Ch J Kathleen (“TBS = The Big Shillelagh”) Kerrigan is less hospitable toward Marsha Francina Constantine, Docket No. 9722-24, filed 7/15/24. Marsha Francina wants to file a CPAF, which Ch J TBS says is mistitled, and a Certificate of Service of Motion for an Order under Federal Rule of Evidence 502(d), likewise misnamed. Ch J TBS says these are Exhibits, and Marsha Francina should talk to IRS’ counsel, whose identity and whereabouts will be made plain when IRS counsel answers her petition, due by 8/16/24. Meantime, their fate is unknown.

But not so Marsha Francina’s separate Motion for an Order under Federal Rule of Evidence 502(d) and a Motion to Enforce a Refund of Overpayment Pursuant to Rule 260 that appear to be the same document filed as a Civil Penalty Approval Form. Those get tossed.

In another development, discussion is starting up on IRS’ settlement offer for non-petitioned SCEs (that’s taxspeak for Dixieland Boondockery). My colleague Peter Reilly CPA thinks it’s a sweet deal; I think there’s a thorn or two amongst the proffered roses. I do hope IRS publishes a Notice as to how successful the program is when the results starting coming in. The proof of the pudding, and all that.

NO MAN, NO PLAN

In Uncategorized on 07/12/2024 at 15:37

The trust form of ownership is popular and problematic, especially when sole trustees forget formalities. I can’t say that Richard K. Archer, MD, forgot or neglected appropriate formalities when running Richard K. Archer M.D. P.A. Profit Sharing Plan & Trust, acting through its sole Trustee and Administrator Richard K. Archer. And I can’t ask him, because he’s dead.

Howbeit, the late Richard petitioned a retirement plan disqualification, before becoming the late Richard. But he petitioned sub nom. Richard K. Archer, Docket No. 11375-20R, filed 7/12/24. IRS objects, saying the trustee is the real party in interest, acting for the trust, and Judge Elizabeth A. (“Tex”) Copeland agrees.

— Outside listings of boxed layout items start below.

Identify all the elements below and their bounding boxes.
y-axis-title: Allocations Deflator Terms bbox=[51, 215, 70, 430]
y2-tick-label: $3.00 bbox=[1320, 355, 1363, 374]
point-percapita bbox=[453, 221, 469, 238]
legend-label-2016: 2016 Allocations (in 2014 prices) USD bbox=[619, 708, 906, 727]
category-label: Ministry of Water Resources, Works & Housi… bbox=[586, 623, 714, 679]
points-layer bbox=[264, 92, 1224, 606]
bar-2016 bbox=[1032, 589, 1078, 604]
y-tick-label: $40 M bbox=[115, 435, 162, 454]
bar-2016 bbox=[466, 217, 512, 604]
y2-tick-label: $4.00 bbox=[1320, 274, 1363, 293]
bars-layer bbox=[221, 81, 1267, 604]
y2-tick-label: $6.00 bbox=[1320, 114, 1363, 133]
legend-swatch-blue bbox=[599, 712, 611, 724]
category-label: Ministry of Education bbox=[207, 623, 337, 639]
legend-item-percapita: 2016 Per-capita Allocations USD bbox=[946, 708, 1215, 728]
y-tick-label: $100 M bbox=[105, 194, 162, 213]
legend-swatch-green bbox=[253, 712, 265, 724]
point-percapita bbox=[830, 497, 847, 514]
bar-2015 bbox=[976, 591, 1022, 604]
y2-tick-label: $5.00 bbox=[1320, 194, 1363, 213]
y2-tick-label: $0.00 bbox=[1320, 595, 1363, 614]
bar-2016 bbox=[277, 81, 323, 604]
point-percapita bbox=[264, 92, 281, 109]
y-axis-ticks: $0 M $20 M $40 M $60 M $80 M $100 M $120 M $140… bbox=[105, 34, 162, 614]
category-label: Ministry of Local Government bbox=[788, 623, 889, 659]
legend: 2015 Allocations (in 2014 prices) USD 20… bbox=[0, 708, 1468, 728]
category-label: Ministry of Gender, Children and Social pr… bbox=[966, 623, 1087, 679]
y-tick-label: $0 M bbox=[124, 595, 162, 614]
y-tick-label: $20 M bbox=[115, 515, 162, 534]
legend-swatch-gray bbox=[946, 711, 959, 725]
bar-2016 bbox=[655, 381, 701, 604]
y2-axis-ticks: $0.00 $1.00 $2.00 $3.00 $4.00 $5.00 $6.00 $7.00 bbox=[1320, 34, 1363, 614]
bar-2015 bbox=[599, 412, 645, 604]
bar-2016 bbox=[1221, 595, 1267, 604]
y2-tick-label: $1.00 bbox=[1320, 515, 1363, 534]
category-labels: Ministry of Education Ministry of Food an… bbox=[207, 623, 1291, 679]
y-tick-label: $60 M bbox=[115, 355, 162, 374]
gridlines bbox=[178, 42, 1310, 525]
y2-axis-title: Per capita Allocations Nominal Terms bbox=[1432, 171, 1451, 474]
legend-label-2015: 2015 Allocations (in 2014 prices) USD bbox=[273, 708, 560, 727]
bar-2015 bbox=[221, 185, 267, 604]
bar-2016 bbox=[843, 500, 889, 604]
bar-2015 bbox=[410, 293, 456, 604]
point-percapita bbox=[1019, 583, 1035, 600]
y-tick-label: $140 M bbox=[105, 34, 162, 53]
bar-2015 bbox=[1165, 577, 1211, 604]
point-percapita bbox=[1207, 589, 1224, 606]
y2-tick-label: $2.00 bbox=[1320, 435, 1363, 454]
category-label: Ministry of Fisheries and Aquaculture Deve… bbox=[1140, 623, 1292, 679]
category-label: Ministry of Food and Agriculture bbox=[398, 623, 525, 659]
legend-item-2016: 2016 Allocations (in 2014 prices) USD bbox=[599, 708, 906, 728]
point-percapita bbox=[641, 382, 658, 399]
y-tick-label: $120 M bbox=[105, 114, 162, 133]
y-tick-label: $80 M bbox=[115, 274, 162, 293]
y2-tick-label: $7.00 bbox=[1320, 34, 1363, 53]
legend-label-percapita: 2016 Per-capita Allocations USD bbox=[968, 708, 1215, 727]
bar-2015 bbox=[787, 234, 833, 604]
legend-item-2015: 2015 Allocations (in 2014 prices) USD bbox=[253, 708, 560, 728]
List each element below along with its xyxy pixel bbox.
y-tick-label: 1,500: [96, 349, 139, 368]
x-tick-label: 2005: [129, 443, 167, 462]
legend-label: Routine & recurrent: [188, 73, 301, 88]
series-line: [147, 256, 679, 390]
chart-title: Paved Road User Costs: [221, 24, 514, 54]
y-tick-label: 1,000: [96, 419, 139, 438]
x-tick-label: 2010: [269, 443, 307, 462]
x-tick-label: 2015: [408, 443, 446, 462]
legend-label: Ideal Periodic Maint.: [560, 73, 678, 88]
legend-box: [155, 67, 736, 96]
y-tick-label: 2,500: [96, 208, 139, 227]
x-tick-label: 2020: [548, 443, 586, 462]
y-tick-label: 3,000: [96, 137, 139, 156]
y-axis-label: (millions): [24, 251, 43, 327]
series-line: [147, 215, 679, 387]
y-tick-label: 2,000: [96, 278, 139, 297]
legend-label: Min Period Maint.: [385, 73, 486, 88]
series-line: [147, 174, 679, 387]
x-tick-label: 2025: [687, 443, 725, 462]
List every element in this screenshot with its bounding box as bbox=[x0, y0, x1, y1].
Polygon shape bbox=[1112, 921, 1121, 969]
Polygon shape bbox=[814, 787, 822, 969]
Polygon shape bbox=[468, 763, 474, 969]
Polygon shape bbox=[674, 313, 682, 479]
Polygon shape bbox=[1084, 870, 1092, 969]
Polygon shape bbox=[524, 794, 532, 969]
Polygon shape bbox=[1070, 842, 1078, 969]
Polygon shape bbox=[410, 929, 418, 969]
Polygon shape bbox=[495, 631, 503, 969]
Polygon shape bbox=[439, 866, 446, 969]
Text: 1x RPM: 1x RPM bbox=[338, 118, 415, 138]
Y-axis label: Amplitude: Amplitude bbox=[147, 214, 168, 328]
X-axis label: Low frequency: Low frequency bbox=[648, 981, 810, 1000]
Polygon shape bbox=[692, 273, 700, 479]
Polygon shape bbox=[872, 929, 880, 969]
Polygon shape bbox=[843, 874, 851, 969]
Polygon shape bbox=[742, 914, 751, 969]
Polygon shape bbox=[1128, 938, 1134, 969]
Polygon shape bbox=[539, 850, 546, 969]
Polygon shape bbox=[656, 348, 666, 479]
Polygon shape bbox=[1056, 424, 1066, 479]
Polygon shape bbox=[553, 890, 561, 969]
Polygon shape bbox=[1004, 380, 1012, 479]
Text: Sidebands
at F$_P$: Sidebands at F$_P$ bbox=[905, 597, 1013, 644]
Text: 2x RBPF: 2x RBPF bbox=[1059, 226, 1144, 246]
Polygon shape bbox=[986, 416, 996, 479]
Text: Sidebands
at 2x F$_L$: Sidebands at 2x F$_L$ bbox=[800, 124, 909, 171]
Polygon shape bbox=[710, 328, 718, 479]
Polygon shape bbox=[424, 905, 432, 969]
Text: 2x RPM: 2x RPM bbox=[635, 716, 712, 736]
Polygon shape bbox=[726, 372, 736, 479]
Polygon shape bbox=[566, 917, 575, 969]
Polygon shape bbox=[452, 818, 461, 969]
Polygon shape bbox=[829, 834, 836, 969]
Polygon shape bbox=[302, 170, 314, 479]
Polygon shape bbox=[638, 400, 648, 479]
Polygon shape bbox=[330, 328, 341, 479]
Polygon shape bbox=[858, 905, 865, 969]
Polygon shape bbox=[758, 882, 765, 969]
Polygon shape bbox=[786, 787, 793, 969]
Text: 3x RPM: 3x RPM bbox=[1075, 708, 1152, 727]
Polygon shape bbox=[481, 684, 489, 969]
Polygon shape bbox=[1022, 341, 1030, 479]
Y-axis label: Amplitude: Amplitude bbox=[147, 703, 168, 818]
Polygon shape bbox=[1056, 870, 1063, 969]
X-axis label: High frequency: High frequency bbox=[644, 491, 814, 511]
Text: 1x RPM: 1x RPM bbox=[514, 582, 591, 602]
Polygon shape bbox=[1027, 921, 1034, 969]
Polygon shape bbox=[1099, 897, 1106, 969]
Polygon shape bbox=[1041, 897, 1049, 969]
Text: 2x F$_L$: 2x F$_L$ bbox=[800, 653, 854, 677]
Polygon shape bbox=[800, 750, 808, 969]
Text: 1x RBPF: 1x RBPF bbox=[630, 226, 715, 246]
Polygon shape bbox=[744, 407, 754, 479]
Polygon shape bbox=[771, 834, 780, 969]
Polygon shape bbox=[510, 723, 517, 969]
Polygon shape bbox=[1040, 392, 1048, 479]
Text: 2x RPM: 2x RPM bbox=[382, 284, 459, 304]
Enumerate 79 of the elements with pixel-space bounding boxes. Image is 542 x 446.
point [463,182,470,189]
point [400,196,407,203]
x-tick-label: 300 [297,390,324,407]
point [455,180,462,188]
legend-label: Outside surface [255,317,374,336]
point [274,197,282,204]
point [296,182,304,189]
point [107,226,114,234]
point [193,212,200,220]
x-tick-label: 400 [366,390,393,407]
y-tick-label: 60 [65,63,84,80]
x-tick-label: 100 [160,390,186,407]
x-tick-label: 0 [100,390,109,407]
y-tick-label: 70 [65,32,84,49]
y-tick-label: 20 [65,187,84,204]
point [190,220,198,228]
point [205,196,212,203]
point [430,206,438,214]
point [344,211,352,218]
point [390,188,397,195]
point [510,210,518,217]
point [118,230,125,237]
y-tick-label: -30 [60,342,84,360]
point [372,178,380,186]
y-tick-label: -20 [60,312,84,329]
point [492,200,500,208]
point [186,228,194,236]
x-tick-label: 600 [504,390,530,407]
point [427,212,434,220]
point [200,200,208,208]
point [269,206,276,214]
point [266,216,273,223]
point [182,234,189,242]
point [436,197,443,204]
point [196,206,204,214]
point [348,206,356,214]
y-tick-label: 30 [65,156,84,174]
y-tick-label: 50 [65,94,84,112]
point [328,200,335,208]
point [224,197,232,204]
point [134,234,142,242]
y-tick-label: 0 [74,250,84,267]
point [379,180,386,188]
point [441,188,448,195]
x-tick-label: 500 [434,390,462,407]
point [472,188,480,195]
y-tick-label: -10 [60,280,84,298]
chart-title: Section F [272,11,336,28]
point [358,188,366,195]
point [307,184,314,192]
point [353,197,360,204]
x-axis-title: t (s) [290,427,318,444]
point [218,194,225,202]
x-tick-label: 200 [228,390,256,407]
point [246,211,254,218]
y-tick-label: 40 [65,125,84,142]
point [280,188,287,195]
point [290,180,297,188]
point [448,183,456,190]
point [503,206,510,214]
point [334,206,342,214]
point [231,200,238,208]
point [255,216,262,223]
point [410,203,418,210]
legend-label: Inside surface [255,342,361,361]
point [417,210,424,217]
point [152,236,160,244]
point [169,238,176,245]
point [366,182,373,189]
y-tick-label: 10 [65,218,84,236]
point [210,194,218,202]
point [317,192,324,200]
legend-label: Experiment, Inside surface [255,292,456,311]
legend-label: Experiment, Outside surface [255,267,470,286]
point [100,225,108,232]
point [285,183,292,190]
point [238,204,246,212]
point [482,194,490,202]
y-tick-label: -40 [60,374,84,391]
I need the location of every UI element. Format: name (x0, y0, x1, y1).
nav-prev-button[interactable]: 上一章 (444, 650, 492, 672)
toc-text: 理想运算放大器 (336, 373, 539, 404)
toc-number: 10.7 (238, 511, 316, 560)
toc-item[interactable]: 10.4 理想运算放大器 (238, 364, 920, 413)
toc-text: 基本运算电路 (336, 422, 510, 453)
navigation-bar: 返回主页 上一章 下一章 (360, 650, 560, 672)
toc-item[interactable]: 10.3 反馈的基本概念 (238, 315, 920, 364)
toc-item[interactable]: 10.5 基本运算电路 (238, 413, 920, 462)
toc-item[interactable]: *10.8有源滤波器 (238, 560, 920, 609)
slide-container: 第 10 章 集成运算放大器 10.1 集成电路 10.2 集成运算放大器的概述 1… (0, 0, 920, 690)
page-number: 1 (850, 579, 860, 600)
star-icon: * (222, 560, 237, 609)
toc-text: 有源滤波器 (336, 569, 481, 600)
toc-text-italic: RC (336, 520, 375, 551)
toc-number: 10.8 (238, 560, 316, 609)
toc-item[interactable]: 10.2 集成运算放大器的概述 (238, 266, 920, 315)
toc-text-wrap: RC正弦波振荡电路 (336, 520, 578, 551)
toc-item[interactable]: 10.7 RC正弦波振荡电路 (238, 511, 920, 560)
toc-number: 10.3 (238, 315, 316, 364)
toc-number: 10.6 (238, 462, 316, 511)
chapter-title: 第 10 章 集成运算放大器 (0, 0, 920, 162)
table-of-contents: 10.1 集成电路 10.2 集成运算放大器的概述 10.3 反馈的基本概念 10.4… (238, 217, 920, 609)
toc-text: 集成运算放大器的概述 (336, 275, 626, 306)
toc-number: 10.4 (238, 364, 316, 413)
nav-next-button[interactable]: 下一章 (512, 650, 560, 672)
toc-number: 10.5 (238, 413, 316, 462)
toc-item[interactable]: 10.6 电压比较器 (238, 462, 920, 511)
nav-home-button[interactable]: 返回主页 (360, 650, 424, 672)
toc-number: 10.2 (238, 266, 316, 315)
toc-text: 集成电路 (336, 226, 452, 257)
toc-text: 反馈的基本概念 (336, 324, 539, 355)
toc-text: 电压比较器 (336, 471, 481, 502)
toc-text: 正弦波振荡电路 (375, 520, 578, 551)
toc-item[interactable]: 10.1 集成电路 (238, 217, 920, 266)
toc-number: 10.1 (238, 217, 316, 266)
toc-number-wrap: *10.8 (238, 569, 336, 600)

When an individual dies, Rule 63(a) lets a duly authorized successor substitute in and prosecute the case. Burt the late Richard is a trustee, not an individual, and the trust itself is facing the consequences. Still, the individual decedent situation is the nearest analogy Judge Tax Copeland can find. And the late Richard’s adm’r says they can’t represent the trust.

“Most retirement plans, as entities, have other individuals who can represent their interests before this Court in the event one of the representatives or fiduciaries passes away. The same is true with most employers that sponsor retirement plans. However, that is not the case here. Dr. Archer, the plan trustee and administrator when the Petition in this case was filed, was the only individual with capacity to act on behalf of Petitioner and had complete control over the retirement plan.

“Without a representative who can further Petitioner’s interest, this case must be dismissed, and the determinations made in Respondent’s … Final Revocation Letter must be upheld.” Order, at p. 2.

Trust disqualified for years commencing after 12/31/11. Could be very expensive.

Warning to those with self-settled trusts of whatever kind: get a backup. And tell ’em Richard sent ya.